Mr. Fenn also predicts that Kerry's campaign coffers won't be depleted for long. "A lot of people are sitting on their checkbooks to make sure he's the guy," he says. "Once the advertising starts from the Bush campaign, you watch those computers light up.... [Democrats] are going to be poppin' on the Mastercharge bigtime. He's not going to raise $200 or $250 million, but he'll raise enough and fast enough to be up on the air and competitive."
It may be a long eight months between now and election day, as each campaign fears letting up at all, lest the other side gain an advantage. Whether the American public changes the channel or not is another matter.
But for Bush, there's also the advantage of incumbency, in which his daily activities often make the evening news.
In recent months, though, Bush's "bully pulpit" appearances have not served him well. His State of the Union message fell flat on the public's ears, and his interview on NBC's "Meet the Press" sparked criticism even from conservative pundits. Thus the move into paid media, where nothing is left to chance and the script is carefully crafted.

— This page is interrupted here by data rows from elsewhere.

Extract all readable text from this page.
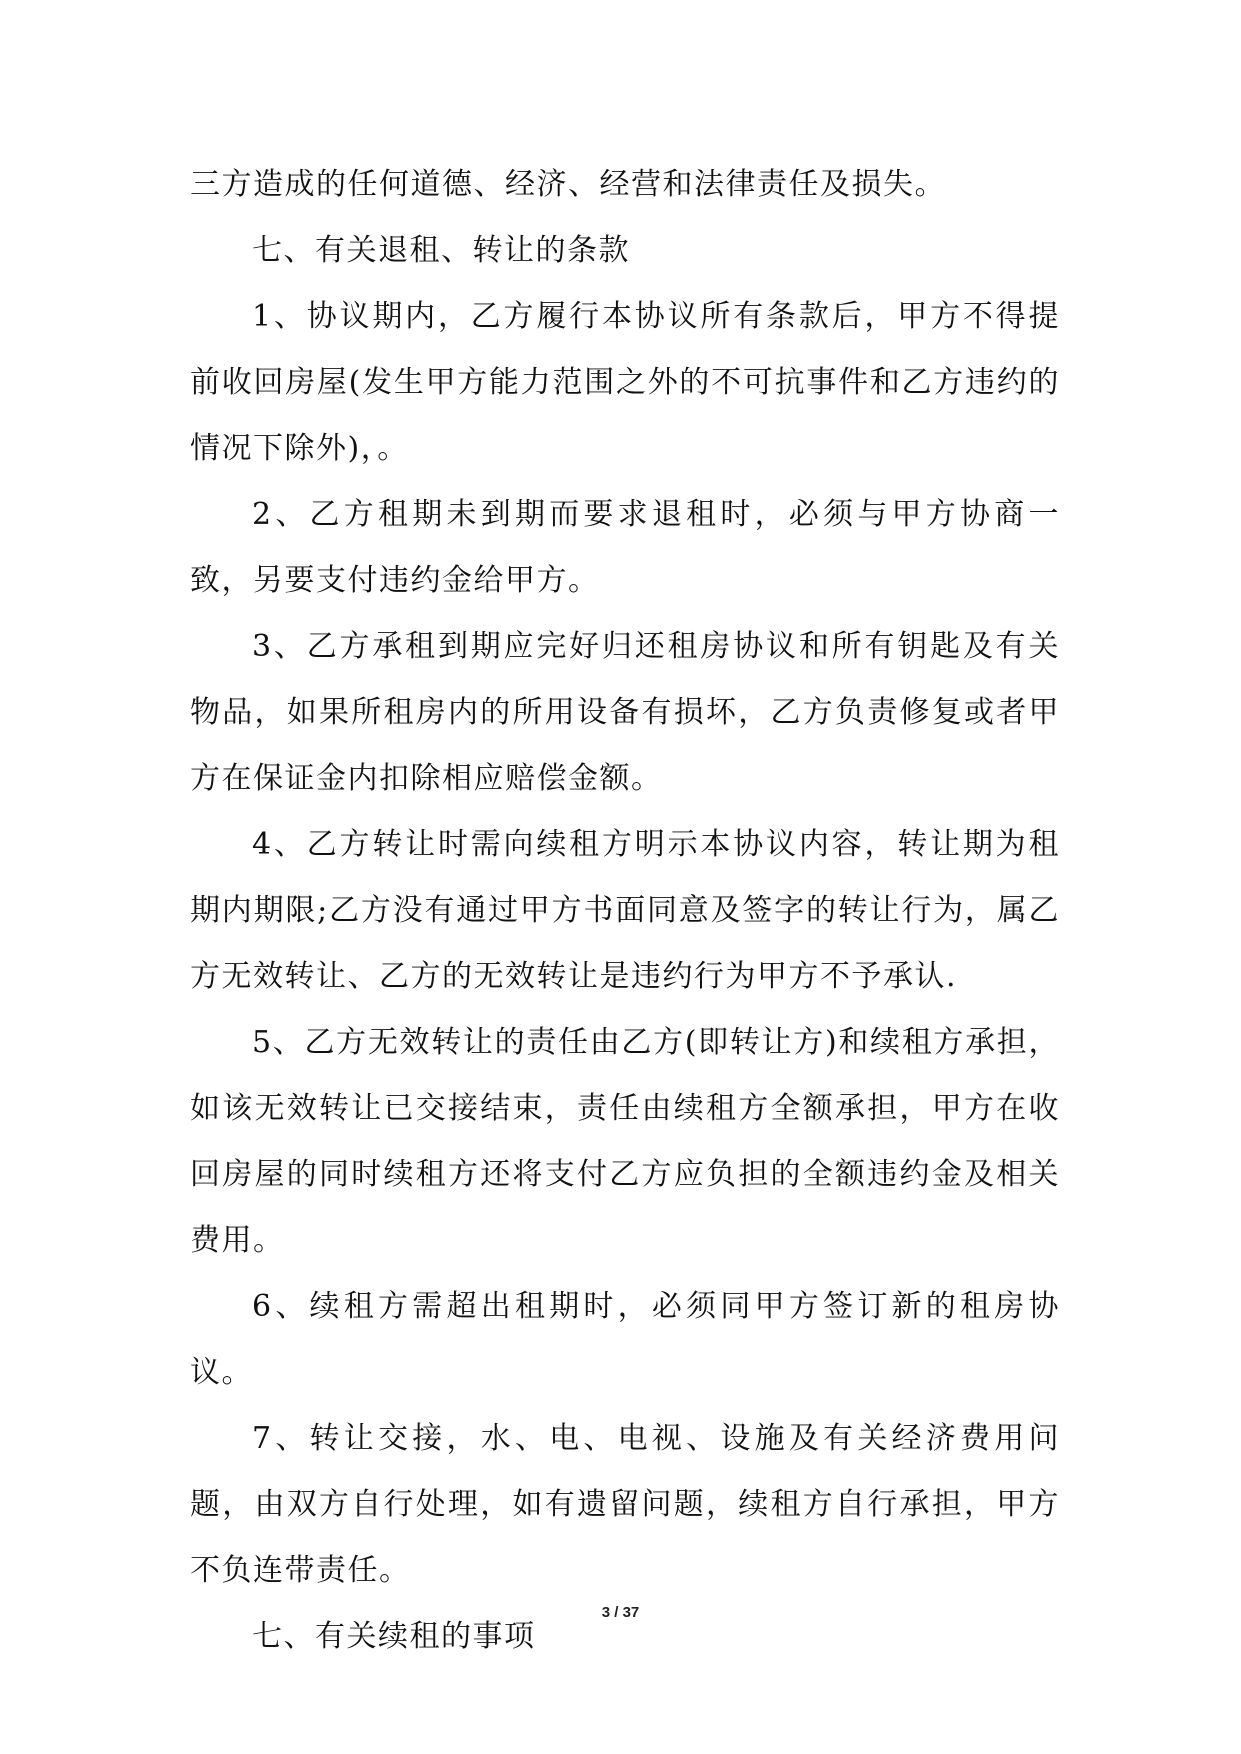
三方造成的任何道德、经济、经营和法律责任及损失。

七、有关退租、转让的条款

1、协议期内，乙方履行本协议所有条款后，甲方不得提前收回房屋(发生甲方能力范围之外的不可抗事件和乙方违约的情况下除外)，。

2、乙方租期未到期而要求退租时，必须与甲方协商一致，另要支付违约金给甲方。

3、乙方承租到期应完好归还租房协议和所有钥匙及有关物品，如果所租房内的所用设备有损坏，乙方负责修复或者甲方在保证金内扣除相应赔偿金额。

4、乙方转让时需向续租方明示本协议内容，转让期为租期内期限;乙方没有通过甲方书面同意及签字的转让行为，属乙方无效转让、乙方的无效转让是违约行为甲方不予承认.

5、乙方无效转让的责任由乙方(即转让方)和续租方承担，如该无效转让已交接结束，责任由续租方全额承担，甲方在收回房屋的同时续租方还将支付乙方应负担的全额违约金及相关费用。

6、续租方需超出租期时，必须同甲方签订新的租房协议。

7、转让交接，水、电、电视、设施及有关经济费用问题，由双方自行处理，如有遗留问题，续租方自行承担，甲方不负连带责任。

七、有关续租的事项

3 / 37
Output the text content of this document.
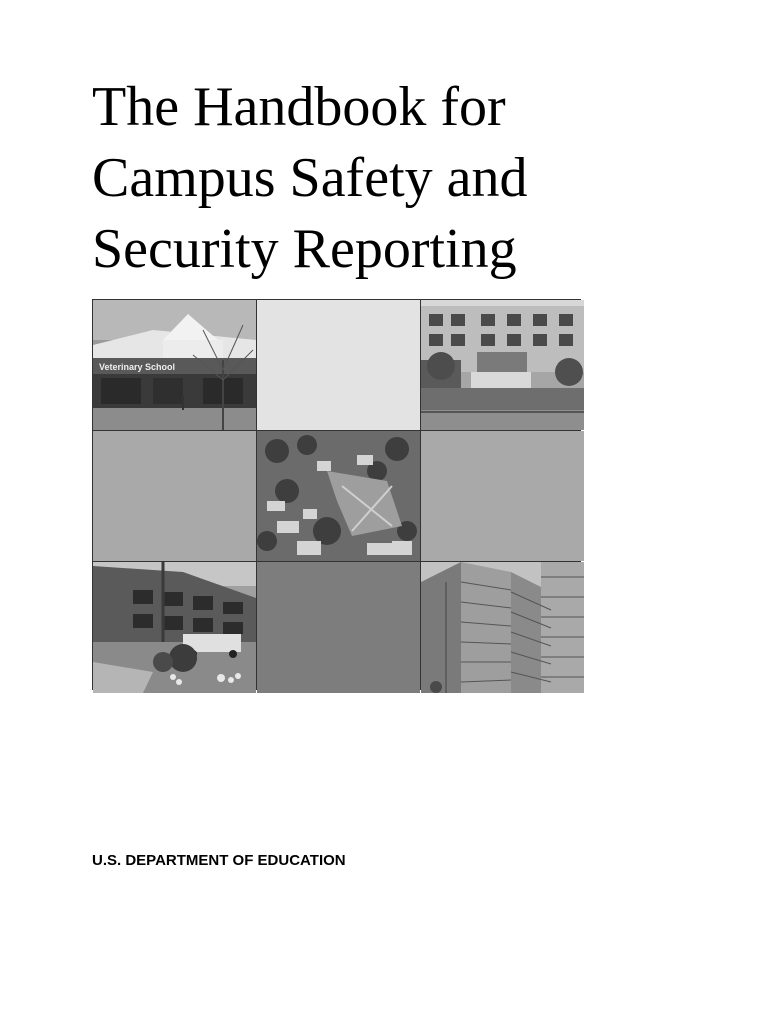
The Handbook for
Campus Safety and
Security Reporting
Veterinary School

U.S. DEPARTMENT OF EDUCATION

If his outreach to conservatives reflects an effort to solidify his base, Bush's pitch to Hispanics reflects a bow to the new reality of ethnic voting: While blacks are still the largest bloc of minority voters, Hispanics - whose population in the US, now 35 million, has more than doubled in the past decade - will in time overtake them. Already, Bush made inroads with the Hispanic community in 2000, winning 35 percent of its votes. In 1996, Dole won only 21 percent.